Northwestern engineers printed artificial neurons that can generate electrical signals realistic enough to activate living mouse brain cells. The science is strange and elegant. The infrastructure sentence is sharper. Mark Hersam tied the work to AI's power consumption, heat, nuclear buildout, and water-cooled data centers. [1]
On Sunday, the paper argued that printed neurons made the AI data-center problem biological. Monday's source language strengthens the frame: the brain is five orders of magnitude more energy-efficient than a digital computer, and today's AI scaling model is running into physical limits. [1]
The devices are not practical AI hardware. They are flexible, printed, molybdenum-disulfide and graphene systems that produce neuron-like spike patterns and communicate with living tissue. [1][2] The claim is mechanism, not miracle.
That is why the story belongs in Life rather than only Technology. AI's resource bill has been discussed as electricity, water, and zoning.

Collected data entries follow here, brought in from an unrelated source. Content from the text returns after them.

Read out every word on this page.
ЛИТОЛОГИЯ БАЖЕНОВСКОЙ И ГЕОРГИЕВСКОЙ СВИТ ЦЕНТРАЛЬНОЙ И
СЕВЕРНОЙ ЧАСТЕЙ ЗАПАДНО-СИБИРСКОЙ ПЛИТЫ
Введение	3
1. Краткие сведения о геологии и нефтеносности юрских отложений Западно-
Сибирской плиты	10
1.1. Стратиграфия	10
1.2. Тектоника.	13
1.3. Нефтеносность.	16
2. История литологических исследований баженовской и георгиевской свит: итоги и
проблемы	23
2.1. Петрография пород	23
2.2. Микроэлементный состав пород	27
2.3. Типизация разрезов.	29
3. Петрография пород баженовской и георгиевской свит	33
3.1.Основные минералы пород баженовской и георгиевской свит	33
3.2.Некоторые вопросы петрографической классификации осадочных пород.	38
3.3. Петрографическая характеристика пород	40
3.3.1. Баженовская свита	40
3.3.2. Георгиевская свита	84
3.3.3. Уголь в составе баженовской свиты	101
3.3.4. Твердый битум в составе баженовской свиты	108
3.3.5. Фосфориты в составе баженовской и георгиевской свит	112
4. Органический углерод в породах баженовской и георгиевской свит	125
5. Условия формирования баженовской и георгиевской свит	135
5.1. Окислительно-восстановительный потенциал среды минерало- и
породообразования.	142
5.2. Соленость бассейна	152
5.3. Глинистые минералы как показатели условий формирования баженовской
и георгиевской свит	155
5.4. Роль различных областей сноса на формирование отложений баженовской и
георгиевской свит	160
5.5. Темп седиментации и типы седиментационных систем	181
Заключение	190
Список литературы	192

Northwestern asks whether the better computer model is wet, soft, heterogeneous, and biological.
The caution is just as important as the wonder. A lab device talking to mouse tissue is not a replacement data center. But it changes the metaphor from bigger chips and more cooling to different materials, different signals, and a different tolerance for complexity.
The water-and-power story has not vanished. It has found a neuron.